Faced with these challenges, the Big Three – the U.S., Britain, and the Soviet Union – could only agree on the following: they would establish zones of occupation and leave all questions concerning the future internal or external shape of the country to a later date. The picture was further complicated when the Big Three carved out a region in southwestern Germany and designated it the French occupation zone, thus making France part of a system of Four-Power control that was ratified at the Potsdam conference in July-August 1945. Berlin, located square in the middle of the Soviet Zone, was also divided into four sectors and put under joint Allied administration.

In 1945, some politicians and bureaucrats in the West were still hoping that the wartime alliance with the Soviet Union would continue beyond the defeat of the Axis powers. It soon became clear, however, that the aims of the two new superpowers of the postwar period, the United States and the Soviet Union, were irreconcilable. Ideological and structural incompatibilities lay at the heart of the East-West divide. American capitalism and the basic principles of the American political system were impossible to align with the axioms of a highly centralized, planned Communist economy and a Stalinist “dictatorship of the proletariat.”

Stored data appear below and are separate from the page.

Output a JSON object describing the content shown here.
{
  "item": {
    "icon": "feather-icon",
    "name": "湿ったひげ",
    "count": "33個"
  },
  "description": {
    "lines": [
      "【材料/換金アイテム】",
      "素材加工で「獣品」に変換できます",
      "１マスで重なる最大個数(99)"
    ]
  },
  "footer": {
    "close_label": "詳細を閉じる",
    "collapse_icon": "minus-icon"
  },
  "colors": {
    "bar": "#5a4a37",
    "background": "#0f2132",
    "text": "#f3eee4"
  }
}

Some scholars have argued that the antagonism between the West and Bolshevik Russia dates back to 1917, the year in which Vladimir Lenin seized power and established his “New Order.” Still, after several years of successful wartime cooperation, it was only in 1945/46 that tensions reemerged. The confrontation between the superpowers escalated, and the two sides consolidated the territorial gains they had made in the heart of Europe after Hitler had refused to sue for peace before the Allies reached Germany’s borders. Europe was carved up into two blocs, and the dividing line – soon to be called the Iron Curtain – ran straight through Germany along the border between the Soviet Zone, on the one side, and the British and American Zones, on the other (see map of occupation zones).

After 1947, the growing perception of a mutual military threat caused the East-West conflict to escalate to such a degree that war might easily have resulted. The West believed that Stalin’s Russia was an expansionist regime, bent on conquering the rest of Europe west of the Iron Curtain. To cope with this threat, Washington, London, and Paris began to pursue a policy of containment that culminated in 1949 in the creation of the North Atlantic Treaty Organization (NATO). Members of this alliance saw it as a political counterforce and deterrent to what they perceived as the aggressive designs of the Soviet dictatorship. Conversely, Stalin viewed the United States as a capitalist-imperialist power that aimed to spread its political and economic system eastwards. The result was a deepening of the division between East and West along the Iron Curtain and the creation of two opposing German states. In 1949, the three Western zones were absorbed into a new state, the Federal Republic, and the Soviet zone became the German Democratic Republic.